Vergleich von PCI DSS 3.2.1 und 4.0: Anforderungen für Penetrationstests
Die aktuelle Version 3.2.1 und die neuere Version 4.0 des Sicherheitsstandards PCI DSS erfordern die Durchführung von Penetrationstests. Der PCI-Standard legt detaillierte Anforderungen fest, die ein Penetrationstest erfüllen muss. In PCI DSS 3.2.1 ist die Anforderung in Anforderung 11.3 und in PCI DSS 4.0 in Anforderung 11.4 geregelt.

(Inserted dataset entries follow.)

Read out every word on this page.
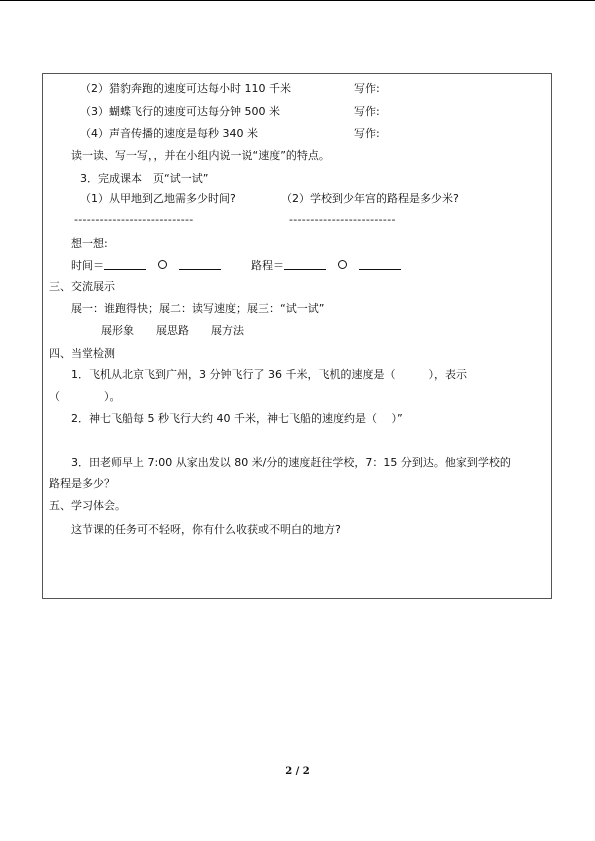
（2）猎豹奔跑的速度可达每小时 110 千米	写作:
（3）蝴蝶飞行的速度可达每分钟 500 米	写作:
（4）声音传播的速度是每秒 340 米	写作:
读一读、写一写，，并在小组内说一说“速度”的特点。
3．完成课本　页“试一试”
（1）从甲地到乙地需多少时间?	（2）学校到少年宫的路程是多少米?
----------------------------	-------------------------
想一想:
时间＝	路程＝
三、交流展示
展一：谁跑得快；展二：读写速度；展三：“试一试”
展形象　　展思路　　展方法
四、当堂检测
1．飞机从北京飞到广州，3 分钟飞行了 36 千米，飞机的速度是（　　　），表示
（　　　　）。
2．神七飞船每 5 秒飞行大约 40 千米，神七飞船的速度约是（　 ）”
3．田老师早上 7:00 从家出发以 80 米/分的速度赶往学校，7：15 分到达。他家到学校的
路程是多少？
五、学习体会。
这节课的任务可不轻呀，你有什么收获或不明白的地方?
2 / 2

Diese Anforderungen sind in beiden Versionen 3.2.1 und 4.0 grundsätzlich identisch:
- basierend auf branchenweit akzeptierten Penetrationstestansätzen
- Abdeckung des gesamten CDE-Perimeters und kritischer Systeme
- Tests von innerhalb und außerhalb des Netzwerks
- Validierung jeglicher Segmentierungs- und Scope-reduzierenden Kontrollen
- Testen der Netzwerkschicht und der Anwendungsschicht
- einschließlich Überprüfung und Berücksichtigung von Bedrohungen und Schwachstellen, die in den letzten 12 Monaten aufgetreten sind
- alle 12 Monate und nach jeder wesentlichen Änderung muss der externe und der interne Pentest durchgeführt werden, sowie der Segmentierungstest
- Service Provider müssen alle 6 Monate einen Segmentierungstest durchführen
Es gibt zwei Bereiche, bei die beiden Standard-Versionen auseinander gehen, während PCI 4.0 die ausgereiftere Version darstellt. So hat PCI 4.0 einen etwas anderen Ansatz für seine Anforderungen an den Penetrationstest der Anwendungsschicht:
- PCI v3.2.1 inkludiert Requirement 6.5 für Anwendungstests um folgende Punkte zu prüfen:
- injection flaws (e.g. SQL, LDAP, OS Commant, XPath)
- buffer overflows
- insecure crypto storage, insecure communications
- improper error handling
- XSS
- improper access controls
- CSRF
- broken authentication and session management
- sowie aktuellere Best Practices (e.g. OWASP Top 10)
- PCI v4.0: inkludiert Requirement 6.2.4, sodass für Anwendungstests mindestens folgendes durchgeführt wird
- injection attacks (including SQL, LDAP, XPath, command parameters, object fault or injectiontype flaws)
- attacks on data and data structures (for example manipulating buffers, input data)
- attacks on cryptography usage
- attacks on business logic including XSS and CSRF
- attacks on access control mechanisms
In PCI 4.0 muss der Segmentierungstest auch die Bestätigung der Wirksamkeit jeglicher Verwendung von Isolationstechniken für verschiedene Sicherheitsstufen umfassen (siehe Anforderung 2.2.3).
Natürlich muss der angewendete Penetrationstestansatz das Beheben und erneute Testen aller relevanten Schwachstellen umfassen, die zuvor identifiziert wurden – unabhängig von der Version des PCI-Standards.